The family's faith doesn't preclude normal teenage angst. On the first night, when the family stops at a motel, Elise sneaks their parents' whiskey and pressures Jess to drink with her. On the second night, the girls meet some local boys, and Jess bumbles through her sexual awakening in the back of a truck.

The raison d'être for the novel vanishes, and Miller offers up a good old-fashioned coming-of-age tale, laden with double scoops of pop culture and fast food. Jess spends most of the trip trying to parse out the questions that muddle the adolescent mind: Is she desirable? Will she ever have a boyfriend? Will anyone — her family most of all — ever make any sense?

Jess' parents are mostly content to drive, eat Taco Bell and let the girls do what they want. Jess' mother listens to Joyce Meyer sermons. Her father, instead of entertaining Elise's doubtful musings, scans the radio for a program called "Revive Our Hearts."

Still, you never get a clear sense of the family's convictions. What does this pilgrimage mean to the parents? Why don't they spend more time talking about their last few hours on Earth? By Day Two, the end of days feels more like a conceit needed to get the arc of the narrative climbing rather than a fully fleshed motif. Jess' back-seat ruminations on lust and eternity do manage some pithy pieces of world wisdom, but they feel more like easy jabs at America's infatuation with fatty food and eschatology.

That's not to say that Miller's novel is fundamentally flawed. There's plenty here: family secrets, sexual firsts, teen pregnancy. But more than a few scenes feel amiss, with Miller skirting the tensions. In one scene, Elise races off with a forty-something local, but when she returns, there's no fire-breathing reprimand from her parents.

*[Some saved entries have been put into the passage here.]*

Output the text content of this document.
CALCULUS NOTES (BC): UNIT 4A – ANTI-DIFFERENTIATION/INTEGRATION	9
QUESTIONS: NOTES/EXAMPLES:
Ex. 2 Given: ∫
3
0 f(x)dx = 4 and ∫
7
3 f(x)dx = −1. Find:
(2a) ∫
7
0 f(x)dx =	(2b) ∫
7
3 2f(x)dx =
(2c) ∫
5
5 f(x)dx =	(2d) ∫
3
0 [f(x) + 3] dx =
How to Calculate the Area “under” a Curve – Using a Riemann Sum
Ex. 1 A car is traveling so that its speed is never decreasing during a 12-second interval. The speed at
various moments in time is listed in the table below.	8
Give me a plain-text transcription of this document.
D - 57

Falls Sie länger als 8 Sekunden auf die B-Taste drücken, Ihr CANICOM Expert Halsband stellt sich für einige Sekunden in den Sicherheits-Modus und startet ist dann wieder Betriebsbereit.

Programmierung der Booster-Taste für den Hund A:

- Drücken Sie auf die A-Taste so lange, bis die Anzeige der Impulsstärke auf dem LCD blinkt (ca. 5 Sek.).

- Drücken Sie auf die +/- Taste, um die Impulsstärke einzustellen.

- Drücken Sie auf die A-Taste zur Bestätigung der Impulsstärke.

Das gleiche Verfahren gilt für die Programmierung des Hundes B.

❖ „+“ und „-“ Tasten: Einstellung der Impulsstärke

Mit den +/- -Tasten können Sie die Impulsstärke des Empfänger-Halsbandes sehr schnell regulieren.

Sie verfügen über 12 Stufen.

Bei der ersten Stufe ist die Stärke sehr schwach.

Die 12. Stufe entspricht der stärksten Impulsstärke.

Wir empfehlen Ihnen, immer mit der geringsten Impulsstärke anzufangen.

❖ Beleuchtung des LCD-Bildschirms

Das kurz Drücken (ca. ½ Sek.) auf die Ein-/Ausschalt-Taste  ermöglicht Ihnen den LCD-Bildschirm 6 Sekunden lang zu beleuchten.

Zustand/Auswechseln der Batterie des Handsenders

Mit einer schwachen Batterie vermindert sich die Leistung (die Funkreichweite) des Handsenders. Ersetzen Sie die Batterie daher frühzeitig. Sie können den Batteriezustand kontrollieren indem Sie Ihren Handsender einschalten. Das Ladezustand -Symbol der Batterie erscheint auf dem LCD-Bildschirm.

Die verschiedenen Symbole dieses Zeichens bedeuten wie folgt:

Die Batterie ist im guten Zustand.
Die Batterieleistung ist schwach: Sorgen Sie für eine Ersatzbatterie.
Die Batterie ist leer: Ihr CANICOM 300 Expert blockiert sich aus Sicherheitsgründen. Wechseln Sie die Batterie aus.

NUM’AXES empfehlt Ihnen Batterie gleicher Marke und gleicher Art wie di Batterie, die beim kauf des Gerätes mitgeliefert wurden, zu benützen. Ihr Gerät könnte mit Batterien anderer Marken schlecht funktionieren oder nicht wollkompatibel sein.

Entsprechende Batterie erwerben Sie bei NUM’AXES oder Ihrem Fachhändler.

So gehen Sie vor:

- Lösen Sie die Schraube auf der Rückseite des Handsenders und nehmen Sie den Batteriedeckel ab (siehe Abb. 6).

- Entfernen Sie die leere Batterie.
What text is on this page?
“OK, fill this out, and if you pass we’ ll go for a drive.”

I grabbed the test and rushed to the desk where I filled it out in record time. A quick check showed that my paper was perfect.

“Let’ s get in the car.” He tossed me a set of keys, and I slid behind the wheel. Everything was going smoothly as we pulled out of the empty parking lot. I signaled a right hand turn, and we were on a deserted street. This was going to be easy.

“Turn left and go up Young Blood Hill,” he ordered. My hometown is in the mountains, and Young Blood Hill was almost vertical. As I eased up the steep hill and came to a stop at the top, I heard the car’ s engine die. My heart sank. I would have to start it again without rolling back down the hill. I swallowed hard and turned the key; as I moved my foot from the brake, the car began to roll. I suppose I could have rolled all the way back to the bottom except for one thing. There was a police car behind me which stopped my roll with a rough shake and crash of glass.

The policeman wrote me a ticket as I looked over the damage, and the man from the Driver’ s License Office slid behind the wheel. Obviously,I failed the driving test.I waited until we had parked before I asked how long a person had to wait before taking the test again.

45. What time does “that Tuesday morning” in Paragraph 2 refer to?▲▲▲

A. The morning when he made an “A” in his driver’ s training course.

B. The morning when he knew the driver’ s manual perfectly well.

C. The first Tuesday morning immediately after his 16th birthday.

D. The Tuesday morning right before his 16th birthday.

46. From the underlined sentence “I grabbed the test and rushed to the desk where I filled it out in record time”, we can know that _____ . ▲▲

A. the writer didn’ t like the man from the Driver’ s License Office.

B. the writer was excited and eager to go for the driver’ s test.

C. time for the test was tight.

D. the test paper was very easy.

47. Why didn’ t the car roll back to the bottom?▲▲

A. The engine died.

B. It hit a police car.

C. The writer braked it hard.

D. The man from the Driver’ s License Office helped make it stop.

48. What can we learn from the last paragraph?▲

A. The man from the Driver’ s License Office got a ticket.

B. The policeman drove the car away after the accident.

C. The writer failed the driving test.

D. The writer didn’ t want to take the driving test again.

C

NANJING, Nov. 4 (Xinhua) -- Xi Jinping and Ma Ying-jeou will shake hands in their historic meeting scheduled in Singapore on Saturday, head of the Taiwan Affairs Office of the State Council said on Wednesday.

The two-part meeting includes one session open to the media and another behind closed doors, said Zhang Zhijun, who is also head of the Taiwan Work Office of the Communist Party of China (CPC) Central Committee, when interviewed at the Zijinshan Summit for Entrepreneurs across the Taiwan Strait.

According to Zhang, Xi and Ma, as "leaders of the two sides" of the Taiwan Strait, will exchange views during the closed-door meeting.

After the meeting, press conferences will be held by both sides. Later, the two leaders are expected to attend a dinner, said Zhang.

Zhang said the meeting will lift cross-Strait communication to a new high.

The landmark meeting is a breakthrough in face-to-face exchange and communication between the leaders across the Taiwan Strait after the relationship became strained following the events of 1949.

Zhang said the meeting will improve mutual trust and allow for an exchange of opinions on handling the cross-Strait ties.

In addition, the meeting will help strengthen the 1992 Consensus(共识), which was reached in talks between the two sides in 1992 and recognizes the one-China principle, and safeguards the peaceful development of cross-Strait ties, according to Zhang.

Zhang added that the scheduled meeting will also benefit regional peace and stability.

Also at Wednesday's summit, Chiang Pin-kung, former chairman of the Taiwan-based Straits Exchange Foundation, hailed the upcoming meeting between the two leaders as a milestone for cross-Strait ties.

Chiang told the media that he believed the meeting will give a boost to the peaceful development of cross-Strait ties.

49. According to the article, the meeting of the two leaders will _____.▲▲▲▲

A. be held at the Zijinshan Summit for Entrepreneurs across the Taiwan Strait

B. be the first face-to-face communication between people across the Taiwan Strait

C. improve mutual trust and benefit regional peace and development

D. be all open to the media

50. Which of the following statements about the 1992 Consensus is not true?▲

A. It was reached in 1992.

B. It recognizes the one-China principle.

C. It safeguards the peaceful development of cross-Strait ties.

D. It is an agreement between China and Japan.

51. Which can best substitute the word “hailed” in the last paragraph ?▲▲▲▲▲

Her mother simply demands Elise's fake ID, and everyone goes to bed.

But what irks is also what pleases: In all her sharp-tongued criticisms and ambivalences, we recognize Jess. And we recognize the passive parents who would rather shrug than argue. Breezy, colloquial, with little or no flourish to her speech, Jess, in the end, proves acerbic, straightforward, awkward, afraid and strangely charming.

Josh Cook is editor at large of Minneapolis-based "Thirty Two Magazine."